On It’s a Corporate World, Detroit duo Dale Earnhardt Jr.
Jr. make good on the promises made on 2010’s Horsepower EP with an album of bittersweet, electronic indie pop.
Filled with layers of vocal harmonies, downtempo drums, and innocent melodies, the pair’s full-length debut makes for an interesting summer record, tempering that carefree summer feeling with an underlying sadness.
This makes for a record that’s not so much for the beach as it is for those odd rainy days spent inside, hoping that the weather breaks.
Lending to this feeling is how wonderfully understated the songwriting is.
While the band is most definitely a studio project, they’ve managed to avoid overcooking the album.

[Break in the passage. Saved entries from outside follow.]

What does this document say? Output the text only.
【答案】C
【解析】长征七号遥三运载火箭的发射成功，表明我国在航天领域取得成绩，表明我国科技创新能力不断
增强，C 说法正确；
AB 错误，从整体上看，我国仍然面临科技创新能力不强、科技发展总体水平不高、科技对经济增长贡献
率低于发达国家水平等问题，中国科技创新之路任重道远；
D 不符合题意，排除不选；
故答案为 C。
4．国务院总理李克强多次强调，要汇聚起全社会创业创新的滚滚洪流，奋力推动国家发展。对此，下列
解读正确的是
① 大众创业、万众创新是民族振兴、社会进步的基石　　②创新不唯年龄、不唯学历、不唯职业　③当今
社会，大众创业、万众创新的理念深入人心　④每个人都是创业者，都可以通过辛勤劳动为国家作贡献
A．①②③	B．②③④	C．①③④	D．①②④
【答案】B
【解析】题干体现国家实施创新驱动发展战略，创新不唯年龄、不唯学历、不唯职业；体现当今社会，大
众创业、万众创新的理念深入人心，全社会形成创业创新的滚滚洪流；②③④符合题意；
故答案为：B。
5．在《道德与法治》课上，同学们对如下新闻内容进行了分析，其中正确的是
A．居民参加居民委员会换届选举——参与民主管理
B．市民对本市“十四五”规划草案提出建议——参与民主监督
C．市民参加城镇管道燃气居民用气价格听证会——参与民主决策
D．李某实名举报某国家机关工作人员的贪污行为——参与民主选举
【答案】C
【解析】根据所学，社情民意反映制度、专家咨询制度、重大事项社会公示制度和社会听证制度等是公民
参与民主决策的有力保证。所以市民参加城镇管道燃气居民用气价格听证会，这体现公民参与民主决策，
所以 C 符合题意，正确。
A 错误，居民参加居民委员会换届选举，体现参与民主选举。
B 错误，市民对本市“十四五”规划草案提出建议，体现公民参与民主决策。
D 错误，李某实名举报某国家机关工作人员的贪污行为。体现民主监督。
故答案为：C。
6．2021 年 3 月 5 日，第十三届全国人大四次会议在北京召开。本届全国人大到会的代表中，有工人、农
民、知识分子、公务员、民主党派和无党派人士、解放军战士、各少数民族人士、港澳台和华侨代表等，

The songs are assembled in such a minimal way that everything seems to really matter, with every detail lovingly put into place with a knack for melody that evokes Paul Simon and Paul McCartney, combing the two icons' styles beautifully on songs like the breezy “Simple Girl” and the titular track “It’s a Corporate World.” This simple construction allows the individual elements of each track to shine through, giving things like the gentle, thumping drums and lonely synthesizers of “Nothing But Our Love” to stand on their own for the listener to appreciate and absorb rather than being lost in the mix under five-dozen tracks of swirling electronic wizardry.
This kind of restraint has become increasingly rare in electronic music, where the amount of layers that can be added to a song is only limited by time and imagination, but it’s crucial to Dale Earnhardt Jr.
Jr.’s charm, which might have been lost in a busier album.
With such a terrific combination of depth, melody, and out-and-out charm, It’s a Corporate World is the perfect summer jam for anyone who spends more time wearing headphones than swim trunks.